I recently got an 8 ton loegler and ladd running gear made in buffalo ny. the king pins are seized and apparently they tried to free using the tongue and bent the tie rod it is 1 continous rod from side to side any ideas how to get a replacement and what to make a new one from and how do i find the length. this will be used as a hay ride for our ymca father daughter program.


----------



## 8350HiTech (Jul 26, 2013)

Straighten it.


----------



## luke strawwalker (Jul 31, 2014)

You may well have your hands full... Best bet get one of those grease-buster things that you pour penetrating oil in and replace the rod and then stick it onto the grease zerk in the king-pins and hit it with a heavy hammer to inject penetrating oil into the king pins... do that at least a half-dozen times until it goes in easy. Then you can try greasing it and see if you can bust the king pins loose. If they won't take grease or are still frozen, you'll have to press them out. May have to remove the axle so you can stick it in a hydraulic press to get them-- hope you don't have to torch them out and start over.

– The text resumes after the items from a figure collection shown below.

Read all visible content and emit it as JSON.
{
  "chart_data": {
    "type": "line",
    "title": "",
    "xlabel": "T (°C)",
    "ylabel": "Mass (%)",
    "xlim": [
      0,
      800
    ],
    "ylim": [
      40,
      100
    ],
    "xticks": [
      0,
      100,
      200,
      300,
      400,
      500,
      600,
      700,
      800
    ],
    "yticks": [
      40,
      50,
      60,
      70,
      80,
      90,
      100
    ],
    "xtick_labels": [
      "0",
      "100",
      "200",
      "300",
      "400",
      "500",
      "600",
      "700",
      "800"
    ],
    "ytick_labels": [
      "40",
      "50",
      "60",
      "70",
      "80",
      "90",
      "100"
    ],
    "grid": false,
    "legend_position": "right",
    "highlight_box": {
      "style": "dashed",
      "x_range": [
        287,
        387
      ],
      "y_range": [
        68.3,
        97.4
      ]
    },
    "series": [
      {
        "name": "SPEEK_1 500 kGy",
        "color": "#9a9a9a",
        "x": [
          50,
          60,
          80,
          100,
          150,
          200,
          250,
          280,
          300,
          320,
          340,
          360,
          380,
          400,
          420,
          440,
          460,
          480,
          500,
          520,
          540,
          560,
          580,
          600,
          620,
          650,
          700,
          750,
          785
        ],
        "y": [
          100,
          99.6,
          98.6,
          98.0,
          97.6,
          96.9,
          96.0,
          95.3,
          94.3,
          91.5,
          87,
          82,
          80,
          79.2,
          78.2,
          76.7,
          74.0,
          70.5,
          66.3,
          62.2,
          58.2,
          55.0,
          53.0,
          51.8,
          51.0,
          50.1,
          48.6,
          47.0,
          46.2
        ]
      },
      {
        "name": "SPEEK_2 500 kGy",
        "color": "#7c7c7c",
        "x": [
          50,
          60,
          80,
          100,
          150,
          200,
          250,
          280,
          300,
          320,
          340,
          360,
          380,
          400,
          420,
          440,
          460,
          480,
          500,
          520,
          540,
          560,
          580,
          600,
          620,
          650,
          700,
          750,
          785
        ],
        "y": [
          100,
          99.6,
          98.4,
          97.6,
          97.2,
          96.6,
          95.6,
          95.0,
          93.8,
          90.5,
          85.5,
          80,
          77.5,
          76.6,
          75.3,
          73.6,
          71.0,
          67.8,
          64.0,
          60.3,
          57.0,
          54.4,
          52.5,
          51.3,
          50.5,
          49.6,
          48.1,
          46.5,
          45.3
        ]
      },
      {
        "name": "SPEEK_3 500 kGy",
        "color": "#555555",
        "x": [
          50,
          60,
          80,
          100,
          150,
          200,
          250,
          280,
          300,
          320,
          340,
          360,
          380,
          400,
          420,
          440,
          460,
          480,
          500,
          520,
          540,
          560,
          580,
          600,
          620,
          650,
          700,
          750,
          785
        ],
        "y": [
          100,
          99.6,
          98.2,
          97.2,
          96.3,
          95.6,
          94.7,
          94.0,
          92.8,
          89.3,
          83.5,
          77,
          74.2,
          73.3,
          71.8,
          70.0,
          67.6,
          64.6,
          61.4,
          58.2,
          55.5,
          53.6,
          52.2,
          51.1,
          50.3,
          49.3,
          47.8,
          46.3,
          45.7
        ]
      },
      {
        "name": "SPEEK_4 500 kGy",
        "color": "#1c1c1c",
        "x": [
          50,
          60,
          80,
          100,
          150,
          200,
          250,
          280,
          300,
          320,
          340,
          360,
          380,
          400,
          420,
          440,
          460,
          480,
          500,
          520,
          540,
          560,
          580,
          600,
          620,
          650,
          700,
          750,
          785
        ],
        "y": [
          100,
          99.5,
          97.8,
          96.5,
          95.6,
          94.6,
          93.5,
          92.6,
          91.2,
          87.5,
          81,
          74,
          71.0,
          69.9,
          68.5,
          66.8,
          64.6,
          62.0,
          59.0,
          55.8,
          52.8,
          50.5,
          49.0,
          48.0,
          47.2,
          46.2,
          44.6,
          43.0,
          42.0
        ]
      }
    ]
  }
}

As for the tie rod, either straighten it as suggested or look for a local replacement you can make work, unless you can find the company or similar parts online... Either way you'll have your hands full...

Good luck! OL J R


----------



## woodland (May 23, 2016)

Put a lot of heat to it like using a torch and that should help break the rust up somewhat. Take them apart after you get them freed up and clean/polish them and coat them in anti-seize. Seems to work not bad here where they are used most of the winter feeding and usually get quite unintentionally neglected.

Good luck????

Adrian


----------